Owner: Vadim Rudakov, lefthand67@gmail
Version: 0.2.1
Birth: 2025-12-05
Last Modified: 2025-12-06
INFO: The handbook is optimized for environments supporting Mermaid.js diagrams. For static export, rasterized versions are available in Appendix A.
This document maps the AI System Lifecycle to the foundational disciplines defined by the ACM/IEEE Joint Task Force on Computing Curricula (available at https://
The Foundational Computing Disciplines and Their Contribution to Production AI Systems¶
The table below maintains the official ACM/IEEE Computing Curricula structure but reclassifies ACM’s “Data Science” for terminological accuracy in a production context.
| Discipline | Latest Version | Target Audience/Focus Areas | Key Differences/Overlaps | AI/ML Implementation Examples |
|---|---|---|---|---|
| Computer Engineering | CE2016 | Undergraduate programs in Computer Engineering. | Focuses on hardware-software integration; crucial for specialized accelerator design. | FPGA/ASIC optimization for inference, CUDA kernel development, low-level memory management for HPC. |
| Computer Science | CS2023 | Undergraduate programs in Computer Science. | Broad foundational computing; emphasizes theoretical aspects, algorithms, and complexity. | Algorithm design for efficient sampling, Time/Space complexity analysis of inference, Novel attention mechanism design. |
| Cybersecurity | CSEC2017 | Post-secondary degree programs in Cybersecurity. | Focuses on security competencies; essential for robust, compliant MLOps deployment. | Threat modeling for MLOps pipelines, Adversarial attack mitigation (e.g., poisoning), secure API endpoint deployment. |
| ML/Statistical Foundations[1] | CCDS2021 | Undergraduate programs with a data science focus. | Integrates computing with statistics; focuses on analysis, modeling, and core ML principles. | Feature engineering, Exploratory Data Analysis (EDA), Model selection/hyperparameter tuning, designing evaluation metrics. |
| Information Systems | IS2020 | Undergraduate programs in Information Systems. | Emphasizes business and system competencies; organizational use of information. | Data Governance strategy, Stakeholder management for data access, Explainability (XAI) compliance reporting, Business process modeling around AI outputs. |
| Information Technology | IT2017 | Baccalaureate programs in Information Technology. | Focuses on practical infrastructure and support; vital for monitoring and platform maintenance. (Requires MLOps/SRE augmentation). | Cloud resource provisioning (Terraform/CloudFormation), Containerization (Docker/Podman), System monitoring and alerting. |
| Software Engineering | SE2014 | Specific to the software development lifecycle; emphasizes engineering practices, design, and testing. (Requires MLOps/SRE augmentation). | Microservice design for model serving, Automated testing (unit/load), CI/CD pipeline construction (GitOps), code quality standards. |
AI Systems Connection to the ACM Disciplines¶
The diagram shows AI Systems not as a separate branch, but as the convergent product of the foundational disciplines.
Breakdown of AI Grounding (Production Context)¶
Hardware & Optimization (AIH)
Grounded in: Computer Engineering (CE2016).

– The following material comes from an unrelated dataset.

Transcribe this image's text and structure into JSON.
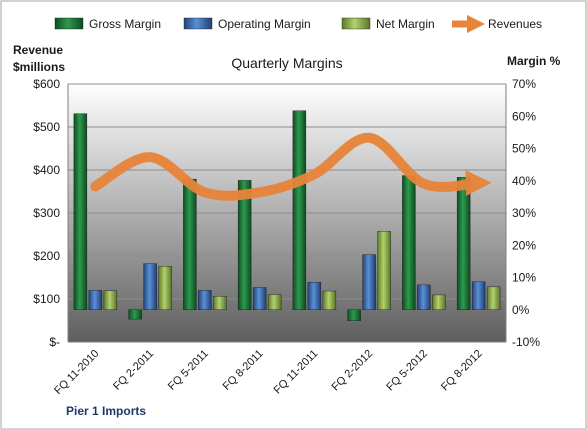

Production Context: Covers high-performance computing clusters and hardware-software co-design. This is where systems thinking and low-level optimization (memory, latency) are applied to specialized accelerators (GPUs, TPUs) for efficiency.
Training & Modeling (AIT)
Grounded in: ML/Statistical Foundations (CCDS2021).
Production Context: The engineering application of these principles is Machine Learning Engineering (MLE), focused on reproducible training, model versioning, bias mitigation, and data pipeline integrity.
Deployment & MLOps (AID)
Grounded in: Software Engineering (SE2014), Information Technology (IT2017), and Cybersecurity (CSEC2017).
Production Context: This phase synthesizes multiple disciplines and must be augmented by MLOps/SRE principles, which go beyond the scope of older curricula. Adherence to standards like ISO/IEC 23053 (AI Engineering Framework) and ISO/IEC 29148 (Requirements Engineering) is mandatory.
Software Engineering handles model integration into scalable, robust microservices.
Information Technology handles the underlying cloud infrastructure, logging, and continuous performance monitoring (the “Ops” of MLOps).
Cybersecurity ensures compliance, integrity, and threat-response, crucial for a trusted service.
Appendix A. Renderred Diagram¶
CCDS2021 provides a competency model for Data Science, not a full degree curriculum equivalent to CS or SE. In a production setting, this discipline is implemented as Machine Learning Engineering (MLE) for efficient deployment.